Le vendredi 9 janvier 2015 restera à jamais marqué sous le sceau de l’horreur et de la tristesse. Nous avons ressenti la nouvelle comme un véritable électrochoc. Pas un de nous n’oubliera les noms et les visages de Yoav Hattab, Philippe Braham, Yohan Cohen, François-Michel Saada assassinés il y a trois ans à l’Hypercasher de Vincennes uniquement parce qu’ils étaient Juifs. Nous avons également été émus par l’assassinat des membres de la rédaction de Charlie Hebdo.

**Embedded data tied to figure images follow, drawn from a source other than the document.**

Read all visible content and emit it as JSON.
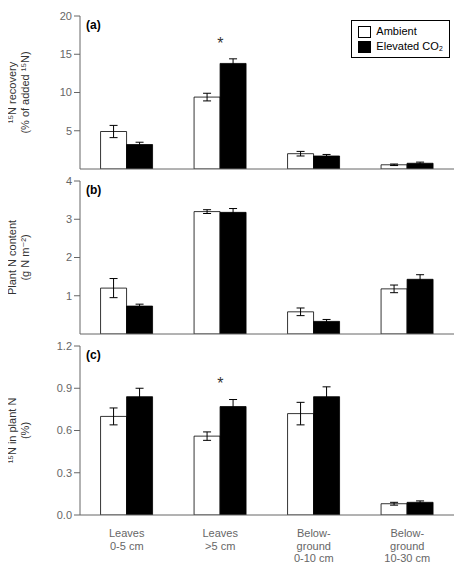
{
  "chart_data": [
    {
      "type": "bar",
      "title": "(a)",
      "y_label": "¹⁵N recovery\n(% of added ¹⁵N)",
      "categories": [
        null,
        null,
        null,
        null
      ],
      "series": [
        {
          "name": "Ambient",
          "color": "white",
          "values": [
            4.9,
            9.4,
            2.0,
            0.55
          ],
          "errors": [
            0.8,
            0.5,
            0.3,
            0.1
          ]
        },
        {
          "name": "Elevated CO₂",
          "color": "black",
          "values": [
            3.2,
            13.8,
            1.7,
            0.75
          ],
          "errors": [
            0.3,
            0.6,
            0.2,
            0.15
          ]
        }
      ],
      "ylim": [
        0,
        20
      ],
      "yticks": [
        0,
        5,
        10,
        15,
        20
      ],
      "annotations": [
        {
          "text": "*",
          "index": 1
        }
      ],
      "legend": "upper right"
    },
    {
      "type": "bar",
      "title": "(b)",
      "y_label": "Plant N content\n(g N m⁻²)",
      "categories": [
        null,
        null,
        null,
        null
      ],
      "series": [
        {
          "name": "Ambient",
          "color": "white",
          "values": [
            1.2,
            3.2,
            0.58,
            1.18
          ],
          "errors": [
            0.25,
            0.05,
            0.1,
            0.1
          ]
        },
        {
          "name": "Elevated CO₂",
          "color": "black",
          "values": [
            0.73,
            3.18,
            0.33,
            1.43
          ],
          "errors": [
            0.05,
            0.1,
            0.05,
            0.12
          ]
        }
      ],
      "ylim": [
        0,
        4
      ],
      "yticks": [
        0,
        1,
        2,
        3,
        4
      ],
      "annotations": []
    },
    {
      "type": "bar",
      "title": "(c)",
      "y_label": "¹⁵N in plant N\n(%)",
      "categories": [
        "Leaves\n0-5 cm",
        "Leaves\n>5 cm",
        "Below-\nground\n0-10 cm",
        "Below-\nground\n10-30 cm"
      ],
      "series": [
        {
          "name": "Ambient",
          "color": "white",
          "values": [
            0.7,
            0.56,
            0.72,
            0.08
          ],
          "errors": [
            0.06,
            0.03,
            0.08,
            0.01
          ]
        },
        {
          "name": "Elevated CO₂",
          "color": "black",
          "values": [
            0.84,
            0.77,
            0.84,
            0.09
          ],
          "errors": [
            0.06,
            0.05,
            0.07,
            0.01
          ]
        }
      ],
      "ylim": [
        0,
        1.2
      ],
      "yticks": [
        {
          "value": 0,
          "label": "0.0"
        },
        0.3,
        0.6,
        0.9,
        1.2
      ],
      "annotations": [
        {
          "text": "*",
          "index": 1
        }
      ]
    }
  ]
}
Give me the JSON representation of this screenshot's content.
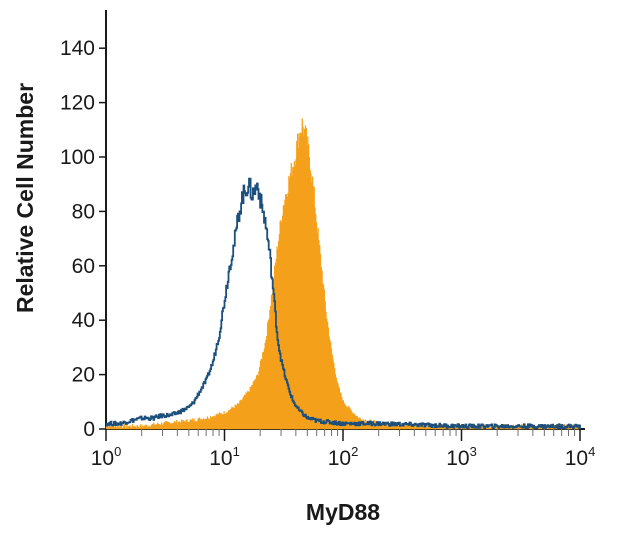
{
  "chart_data": {
    "type": "area",
    "title": "",
    "xlabel": "MyD88",
    "ylabel": "Relative Cell Number",
    "x_scale": "log",
    "xlim": [
      1,
      10000
    ],
    "ylim": [
      0,
      150
    ],
    "x_ticks": [
      {
        "base": "10",
        "exp": "0",
        "value": 1
      },
      {
        "base": "10",
        "exp": "1",
        "value": 10
      },
      {
        "base": "10",
        "exp": "2",
        "value": 100
      },
      {
        "base": "10",
        "exp": "3",
        "value": 1000
      },
      {
        "base": "10",
        "exp": "4",
        "value": 10000
      }
    ],
    "y_ticks": [
      0,
      20,
      40,
      60,
      80,
      100,
      120,
      140
    ],
    "grid": false,
    "legend": "none",
    "series": [
      {
        "style": "filled",
        "color": "#f5a01a",
        "x": [
          1,
          2,
          3,
          5,
          7,
          10,
          13,
          16,
          19,
          22,
          25,
          28,
          31,
          35,
          39,
          42,
          45,
          48,
          52,
          56,
          60,
          66,
          72,
          80,
          90,
          100,
          115,
          135,
          160,
          200,
          300,
          600,
          1000,
          3000,
          10000
        ],
        "y": [
          1,
          1,
          2,
          3,
          4,
          6,
          9,
          14,
          20,
          32,
          50,
          68,
          82,
          92,
          100,
          108,
          112,
          108,
          100,
          88,
          75,
          58,
          42,
          28,
          16,
          10,
          7,
          4,
          3,
          2,
          1.5,
          1,
          1,
          1,
          1
        ]
      },
      {
        "style": "line",
        "color": "#1c4f7c",
        "x": [
          1,
          1.3,
          1.6,
          2,
          2.5,
          3,
          3.5,
          4,
          4.5,
          5,
          5.5,
          6,
          7,
          8,
          9,
          10,
          11,
          12,
          13,
          14,
          15,
          16,
          17,
          18,
          19,
          20,
          21,
          22,
          23,
          24,
          25,
          26,
          27,
          28,
          30,
          32,
          35,
          38,
          42,
          50,
          60,
          100,
          200,
          1000,
          10000
        ],
        "y": [
          2,
          2,
          3,
          4,
          4,
          5,
          5,
          6,
          7,
          8,
          10,
          13,
          18,
          25,
          35,
          48,
          60,
          68,
          78,
          85,
          88,
          90,
          86,
          88,
          90,
          84,
          80,
          76,
          70,
          64,
          56,
          48,
          40,
          33,
          25,
          20,
          14,
          10,
          7,
          4,
          3,
          2,
          2,
          1,
          1
        ]
      }
    ]
  }
}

Parmi les victimes de la folie terroriste des frères Kouachi le nom d’une personne a retenu mon attention : Elsa Cayat. J’avoue que c’est en regardant sa photographie que je me suis souvenu d’elle. Je l’avais connu alors qu’elle était étudiante en médecine à la Faculté de Médecine Saint Antoine. Je me rappelle qu’il nous arrivait de discuter de temps en temps devant la machine à café de tout et de rien, des sujets insortables aux examens, du stage qu’il fallait éviter et de celui qu’il fallait faire. Je me souviens de ses yeux, de son rire communicatif, de sa démarche, de son humour et surtout de l’aura qu’elle dégageait quand elle rentrait dans la bibliothèque. Parmi les centaines d’étudiants qu’on croise au cours de ses études de médecine, on en oublie beaucoup, en revanche, on garde à jamais le souvenir de quelques-uns. Elsa Cayat faisait partie de ces gens qu’on n’oublie pas. Nos chemins ont pris des directions différentes. Je savais qu’elle était devenue psychiatre après avoir lu un article consacré au livre qu’elle avait écrit (Un homme + une femme = quoi ?) dans lequel elle s’interrogeait sur les fondements du couple.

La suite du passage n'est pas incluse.